Abstract

Five new captodative (cd) substituted cyclopropanes have been synthesized and their structures determined from X-ray diffraction data. These are cis-1,2-dicyano-1,2-dimethyl-(1), trans-1,2-dicyano-1,2-bisethoxycarbonyl-(2), cis-1,2-dicyano-1,2-dimethoxy-(3), trans-1,2-dicyano-1,2-bismethylthio-(4), and trans-1,2-dicyano-1,2-bis(dimethylamino)-cyclopropane (5).
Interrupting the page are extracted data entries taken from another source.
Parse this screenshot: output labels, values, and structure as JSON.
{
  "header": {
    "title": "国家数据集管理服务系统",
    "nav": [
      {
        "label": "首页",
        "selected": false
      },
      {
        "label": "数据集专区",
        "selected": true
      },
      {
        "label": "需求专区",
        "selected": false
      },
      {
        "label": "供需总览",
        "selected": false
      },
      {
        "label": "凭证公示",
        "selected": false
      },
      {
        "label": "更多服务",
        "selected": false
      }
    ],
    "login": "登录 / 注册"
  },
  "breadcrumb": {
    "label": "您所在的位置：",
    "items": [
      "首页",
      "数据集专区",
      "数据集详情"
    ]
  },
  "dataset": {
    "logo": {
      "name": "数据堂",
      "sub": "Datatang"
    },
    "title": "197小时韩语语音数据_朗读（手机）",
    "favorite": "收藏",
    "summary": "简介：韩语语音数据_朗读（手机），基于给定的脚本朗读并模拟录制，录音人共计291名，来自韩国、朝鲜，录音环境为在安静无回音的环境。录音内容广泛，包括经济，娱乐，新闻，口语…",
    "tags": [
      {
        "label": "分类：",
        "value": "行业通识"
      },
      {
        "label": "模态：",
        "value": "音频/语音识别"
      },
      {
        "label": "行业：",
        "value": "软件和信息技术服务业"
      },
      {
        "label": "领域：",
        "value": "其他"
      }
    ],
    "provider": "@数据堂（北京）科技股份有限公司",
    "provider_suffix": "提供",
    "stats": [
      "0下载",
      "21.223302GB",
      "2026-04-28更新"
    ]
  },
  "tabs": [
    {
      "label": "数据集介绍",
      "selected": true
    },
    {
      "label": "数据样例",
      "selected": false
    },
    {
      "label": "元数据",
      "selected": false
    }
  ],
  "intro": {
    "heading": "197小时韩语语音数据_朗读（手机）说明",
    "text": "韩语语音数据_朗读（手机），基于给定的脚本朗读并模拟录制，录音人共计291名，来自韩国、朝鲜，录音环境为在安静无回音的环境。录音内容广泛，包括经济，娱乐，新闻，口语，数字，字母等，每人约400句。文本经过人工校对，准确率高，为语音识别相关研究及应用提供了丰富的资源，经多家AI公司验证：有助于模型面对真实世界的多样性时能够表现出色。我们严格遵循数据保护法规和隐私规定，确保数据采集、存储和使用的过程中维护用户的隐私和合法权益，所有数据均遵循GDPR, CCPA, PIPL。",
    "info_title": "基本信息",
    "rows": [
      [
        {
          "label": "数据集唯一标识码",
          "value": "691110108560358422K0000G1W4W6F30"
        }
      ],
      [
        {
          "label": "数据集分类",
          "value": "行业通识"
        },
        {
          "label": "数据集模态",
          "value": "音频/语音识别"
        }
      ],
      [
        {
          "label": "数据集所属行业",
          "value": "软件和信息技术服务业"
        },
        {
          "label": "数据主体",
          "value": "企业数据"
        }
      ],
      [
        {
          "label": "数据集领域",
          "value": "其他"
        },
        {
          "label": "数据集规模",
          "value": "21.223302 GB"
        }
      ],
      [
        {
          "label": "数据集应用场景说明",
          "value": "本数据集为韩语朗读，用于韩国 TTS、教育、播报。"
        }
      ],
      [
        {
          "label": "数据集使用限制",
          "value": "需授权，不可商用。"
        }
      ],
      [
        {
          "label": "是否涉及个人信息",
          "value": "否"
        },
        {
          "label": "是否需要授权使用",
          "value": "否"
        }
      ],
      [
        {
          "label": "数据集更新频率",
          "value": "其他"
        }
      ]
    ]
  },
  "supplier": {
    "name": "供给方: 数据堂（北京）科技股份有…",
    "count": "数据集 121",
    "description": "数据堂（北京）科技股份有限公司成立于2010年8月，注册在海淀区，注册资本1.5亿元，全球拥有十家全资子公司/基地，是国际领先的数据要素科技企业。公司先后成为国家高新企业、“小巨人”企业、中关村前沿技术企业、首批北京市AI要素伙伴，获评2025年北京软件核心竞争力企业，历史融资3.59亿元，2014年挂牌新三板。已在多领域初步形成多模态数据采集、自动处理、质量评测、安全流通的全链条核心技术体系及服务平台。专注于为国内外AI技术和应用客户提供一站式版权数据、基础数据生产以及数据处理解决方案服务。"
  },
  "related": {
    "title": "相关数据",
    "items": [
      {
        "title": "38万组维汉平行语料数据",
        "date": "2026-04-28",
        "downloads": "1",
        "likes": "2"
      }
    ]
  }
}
These structures have been solved by direct methods and refined by least-squares using 865, 1 332, 766, 1 075, and 1 341 reflections respectively, to R 0.062, 0.041, 0.044, 0.031, and 0.049. This work completes former results and permits the discussion of the influence of polar substituents on cyclopropane geometry in relation to their reported ease of cis–trans isomerization. The effect on ring bond lengths is small but significant: in both captodative and dicapto-substitution, the distal ring bond is shortened and vicinal bonds are lengthened. Mean distal-bond shortenings are proposed for SR, OR, and NR2; the values calculated for C=N, C=O, and phenyl agree with published data. The particular facile isomerization of cd cyclopropanes appears best explained, not as the consequence of a destabilized ground state but rather as increased spin delocalization in the transition state.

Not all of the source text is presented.